Bianchi asserts that children are as excited about money as adults, and that they are drawn in during his talks as he uses interactive skills to get them curious. “I start my presentations by saying to them, “Raise your hand if you like money”. Everyone in the audience raises their hand. They all like money even at a young age. I then reach into my briefcase and bring out a large stack of thousands of US dollars and, at first, they think the money is not real. Once I tell them it is, they are all paying attention. I do it to wake them up and get their attention. 

“From there, I tell them: “Let’s pretend that this big stack of money represents your parents’ total annual income — it is all the money they make in one year. Now, let’s see what happens to it. What is the first thing your parents have to pay? ‘Taxes, somebody shouts out and I then remove about 25% of the stack and put it away to represent the tax payment. After that we go through all of the things families have to pay to live, and they see the pile of money getting smaller and smaller. It really drives home the point about how expensive life can be and how hard it can be to have any money left over to save. It is a fun and very visual way to make my point.” 

According to Bianchi, several schools in the US have started investment clubs, through which games are used to illustrate the workings of the stock market. “One fun way some schools are using is to tell students they have a hypothetical account with US$50,000 in it. With their imaginary money, they can buy any stock they want. The class then goes through the process of researching the companies and stocks they are interested in. 

“The students then decide what stocks they want to buy, how many shares to buy and so on until they have spent their US$50,000. After that, the class will follow the investments each week and track whose portfolio has the best performance.”

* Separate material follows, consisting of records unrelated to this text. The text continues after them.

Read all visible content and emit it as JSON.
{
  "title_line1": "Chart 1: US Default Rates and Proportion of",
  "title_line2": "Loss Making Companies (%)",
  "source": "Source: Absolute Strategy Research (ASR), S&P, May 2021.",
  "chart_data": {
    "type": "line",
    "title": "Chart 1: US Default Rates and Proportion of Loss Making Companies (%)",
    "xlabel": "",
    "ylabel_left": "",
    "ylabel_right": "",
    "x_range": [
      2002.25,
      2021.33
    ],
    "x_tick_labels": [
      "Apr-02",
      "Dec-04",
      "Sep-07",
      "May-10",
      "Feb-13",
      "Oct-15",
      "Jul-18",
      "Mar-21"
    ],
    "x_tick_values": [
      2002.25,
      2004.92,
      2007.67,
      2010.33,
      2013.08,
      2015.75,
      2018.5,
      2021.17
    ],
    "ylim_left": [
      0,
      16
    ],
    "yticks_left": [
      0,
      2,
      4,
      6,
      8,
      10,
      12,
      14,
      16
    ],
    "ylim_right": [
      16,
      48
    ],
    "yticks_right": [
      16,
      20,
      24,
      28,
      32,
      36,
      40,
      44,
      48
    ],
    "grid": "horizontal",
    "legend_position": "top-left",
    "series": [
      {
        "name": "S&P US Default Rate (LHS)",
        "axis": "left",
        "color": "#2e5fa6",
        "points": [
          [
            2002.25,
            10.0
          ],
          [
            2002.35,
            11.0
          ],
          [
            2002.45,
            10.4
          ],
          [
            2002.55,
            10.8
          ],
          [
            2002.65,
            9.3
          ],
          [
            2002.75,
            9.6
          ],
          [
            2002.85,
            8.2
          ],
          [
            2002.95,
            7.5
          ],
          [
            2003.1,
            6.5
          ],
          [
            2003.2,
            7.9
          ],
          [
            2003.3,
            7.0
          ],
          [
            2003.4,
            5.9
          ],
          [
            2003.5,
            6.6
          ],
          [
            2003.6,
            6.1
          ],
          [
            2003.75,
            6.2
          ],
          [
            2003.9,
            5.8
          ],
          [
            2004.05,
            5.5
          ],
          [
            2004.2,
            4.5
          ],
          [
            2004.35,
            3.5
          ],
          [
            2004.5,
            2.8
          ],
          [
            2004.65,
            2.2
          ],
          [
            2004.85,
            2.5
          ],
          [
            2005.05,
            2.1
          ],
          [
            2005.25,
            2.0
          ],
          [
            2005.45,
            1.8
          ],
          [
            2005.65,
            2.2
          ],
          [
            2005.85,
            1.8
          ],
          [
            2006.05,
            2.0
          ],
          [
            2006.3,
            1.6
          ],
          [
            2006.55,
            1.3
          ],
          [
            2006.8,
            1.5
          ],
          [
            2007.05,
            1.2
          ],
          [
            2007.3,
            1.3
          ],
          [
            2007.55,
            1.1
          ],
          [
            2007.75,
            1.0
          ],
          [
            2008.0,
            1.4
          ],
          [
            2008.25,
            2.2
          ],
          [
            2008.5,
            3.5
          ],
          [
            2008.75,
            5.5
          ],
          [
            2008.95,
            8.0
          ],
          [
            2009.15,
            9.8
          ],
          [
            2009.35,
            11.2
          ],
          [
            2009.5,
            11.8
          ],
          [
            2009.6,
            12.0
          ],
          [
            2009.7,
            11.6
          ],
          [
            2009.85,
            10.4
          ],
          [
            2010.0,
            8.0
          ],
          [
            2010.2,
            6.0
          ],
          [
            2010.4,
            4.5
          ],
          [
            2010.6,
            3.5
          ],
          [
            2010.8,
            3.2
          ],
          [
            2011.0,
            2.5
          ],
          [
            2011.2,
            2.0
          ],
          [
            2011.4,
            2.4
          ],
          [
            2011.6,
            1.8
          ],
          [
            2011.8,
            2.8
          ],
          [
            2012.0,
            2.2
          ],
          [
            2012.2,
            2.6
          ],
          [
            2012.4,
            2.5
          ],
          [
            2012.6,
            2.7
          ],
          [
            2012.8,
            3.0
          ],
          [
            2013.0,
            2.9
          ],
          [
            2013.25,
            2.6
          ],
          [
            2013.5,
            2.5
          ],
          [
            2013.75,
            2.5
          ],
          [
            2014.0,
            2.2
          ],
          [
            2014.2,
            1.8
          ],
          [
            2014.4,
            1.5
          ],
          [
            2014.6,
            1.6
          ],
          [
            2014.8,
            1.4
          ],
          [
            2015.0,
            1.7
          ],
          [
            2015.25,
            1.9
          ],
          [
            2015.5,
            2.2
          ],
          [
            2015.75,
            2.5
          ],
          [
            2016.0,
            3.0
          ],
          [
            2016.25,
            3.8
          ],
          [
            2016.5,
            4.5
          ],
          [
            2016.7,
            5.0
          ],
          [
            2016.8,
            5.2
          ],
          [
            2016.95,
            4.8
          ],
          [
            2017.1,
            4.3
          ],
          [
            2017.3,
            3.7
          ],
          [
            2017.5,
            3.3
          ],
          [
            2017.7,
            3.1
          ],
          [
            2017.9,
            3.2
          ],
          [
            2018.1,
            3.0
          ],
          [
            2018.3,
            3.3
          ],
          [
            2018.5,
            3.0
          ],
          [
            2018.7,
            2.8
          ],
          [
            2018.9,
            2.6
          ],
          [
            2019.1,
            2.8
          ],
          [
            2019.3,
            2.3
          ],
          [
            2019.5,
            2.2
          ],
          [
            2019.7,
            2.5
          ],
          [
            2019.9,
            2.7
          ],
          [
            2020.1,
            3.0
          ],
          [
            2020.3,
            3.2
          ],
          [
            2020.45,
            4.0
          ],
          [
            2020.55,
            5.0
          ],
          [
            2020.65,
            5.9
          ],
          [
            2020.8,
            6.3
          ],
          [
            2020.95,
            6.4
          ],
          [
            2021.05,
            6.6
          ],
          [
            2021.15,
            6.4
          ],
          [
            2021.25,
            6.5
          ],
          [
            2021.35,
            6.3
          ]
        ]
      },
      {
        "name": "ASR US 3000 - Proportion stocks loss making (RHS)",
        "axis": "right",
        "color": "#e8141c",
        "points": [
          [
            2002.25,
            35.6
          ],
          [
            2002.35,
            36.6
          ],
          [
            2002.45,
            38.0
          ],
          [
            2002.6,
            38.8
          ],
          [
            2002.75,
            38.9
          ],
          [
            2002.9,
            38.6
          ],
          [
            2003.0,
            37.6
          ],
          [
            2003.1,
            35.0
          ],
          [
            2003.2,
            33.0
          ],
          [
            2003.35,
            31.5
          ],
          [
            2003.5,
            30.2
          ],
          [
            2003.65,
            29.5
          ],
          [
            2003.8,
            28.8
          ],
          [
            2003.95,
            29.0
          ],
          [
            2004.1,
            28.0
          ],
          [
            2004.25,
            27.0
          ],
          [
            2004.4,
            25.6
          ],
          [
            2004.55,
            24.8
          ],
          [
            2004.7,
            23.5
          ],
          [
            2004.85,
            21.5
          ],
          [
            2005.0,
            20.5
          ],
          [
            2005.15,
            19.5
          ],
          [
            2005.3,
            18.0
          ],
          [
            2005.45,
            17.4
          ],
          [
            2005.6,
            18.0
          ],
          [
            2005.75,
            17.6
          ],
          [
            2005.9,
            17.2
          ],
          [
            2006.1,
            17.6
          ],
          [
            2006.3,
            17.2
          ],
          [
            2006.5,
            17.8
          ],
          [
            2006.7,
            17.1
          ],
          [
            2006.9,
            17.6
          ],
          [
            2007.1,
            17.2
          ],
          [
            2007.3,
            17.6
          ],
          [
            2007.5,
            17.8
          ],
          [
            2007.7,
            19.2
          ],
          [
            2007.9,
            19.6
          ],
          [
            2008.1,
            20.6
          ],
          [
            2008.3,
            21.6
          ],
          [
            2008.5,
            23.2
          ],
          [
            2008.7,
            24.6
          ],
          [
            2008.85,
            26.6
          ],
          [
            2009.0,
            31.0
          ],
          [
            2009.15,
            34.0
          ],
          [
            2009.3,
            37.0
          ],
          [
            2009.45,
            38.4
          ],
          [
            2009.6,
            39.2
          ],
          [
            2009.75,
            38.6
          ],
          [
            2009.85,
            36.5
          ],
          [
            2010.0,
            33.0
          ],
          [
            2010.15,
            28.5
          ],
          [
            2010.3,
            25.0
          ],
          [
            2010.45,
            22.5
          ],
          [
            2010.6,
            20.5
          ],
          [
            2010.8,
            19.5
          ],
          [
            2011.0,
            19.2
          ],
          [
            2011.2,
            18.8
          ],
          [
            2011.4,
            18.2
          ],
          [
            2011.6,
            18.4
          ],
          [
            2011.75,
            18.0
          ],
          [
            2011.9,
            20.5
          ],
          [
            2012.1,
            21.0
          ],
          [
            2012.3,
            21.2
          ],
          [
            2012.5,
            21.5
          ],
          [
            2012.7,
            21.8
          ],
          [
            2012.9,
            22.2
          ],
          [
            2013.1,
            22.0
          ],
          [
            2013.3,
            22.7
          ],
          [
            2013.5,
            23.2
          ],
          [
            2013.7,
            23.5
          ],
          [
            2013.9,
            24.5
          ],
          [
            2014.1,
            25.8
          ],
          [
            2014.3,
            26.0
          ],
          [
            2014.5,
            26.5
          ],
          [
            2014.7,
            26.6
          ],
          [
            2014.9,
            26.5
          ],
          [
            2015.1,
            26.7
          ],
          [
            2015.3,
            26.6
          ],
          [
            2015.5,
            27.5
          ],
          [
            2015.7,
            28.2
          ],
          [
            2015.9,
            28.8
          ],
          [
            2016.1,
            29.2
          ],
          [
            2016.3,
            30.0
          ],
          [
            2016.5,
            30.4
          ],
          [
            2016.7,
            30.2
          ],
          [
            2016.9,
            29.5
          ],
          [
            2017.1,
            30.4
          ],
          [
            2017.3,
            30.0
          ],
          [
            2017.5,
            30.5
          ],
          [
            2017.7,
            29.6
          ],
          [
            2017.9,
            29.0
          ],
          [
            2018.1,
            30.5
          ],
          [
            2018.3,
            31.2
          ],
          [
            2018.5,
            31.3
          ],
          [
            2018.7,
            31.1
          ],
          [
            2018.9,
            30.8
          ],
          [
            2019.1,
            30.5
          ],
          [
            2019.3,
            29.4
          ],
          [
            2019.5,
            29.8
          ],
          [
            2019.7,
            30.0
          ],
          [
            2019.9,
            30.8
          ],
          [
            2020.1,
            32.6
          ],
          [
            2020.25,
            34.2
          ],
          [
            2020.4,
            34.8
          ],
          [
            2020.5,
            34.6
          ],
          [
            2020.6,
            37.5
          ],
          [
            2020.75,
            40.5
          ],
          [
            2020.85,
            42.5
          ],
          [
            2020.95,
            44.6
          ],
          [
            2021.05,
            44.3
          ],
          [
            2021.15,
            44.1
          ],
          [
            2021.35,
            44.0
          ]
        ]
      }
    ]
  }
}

Blue Chip Kids, which has received accolades all across the US, is being made into a television programme that is expected to be aired in the middle of this year. Bianchi is currently working on a project for the courts in the US to make a video-based programme on the book as a guide for young adults receiving money from lawsuits. He is also writing a new book, Blue Chip Kids Get Ready for College, in which he aims to address the economic and financial issues of college-goers.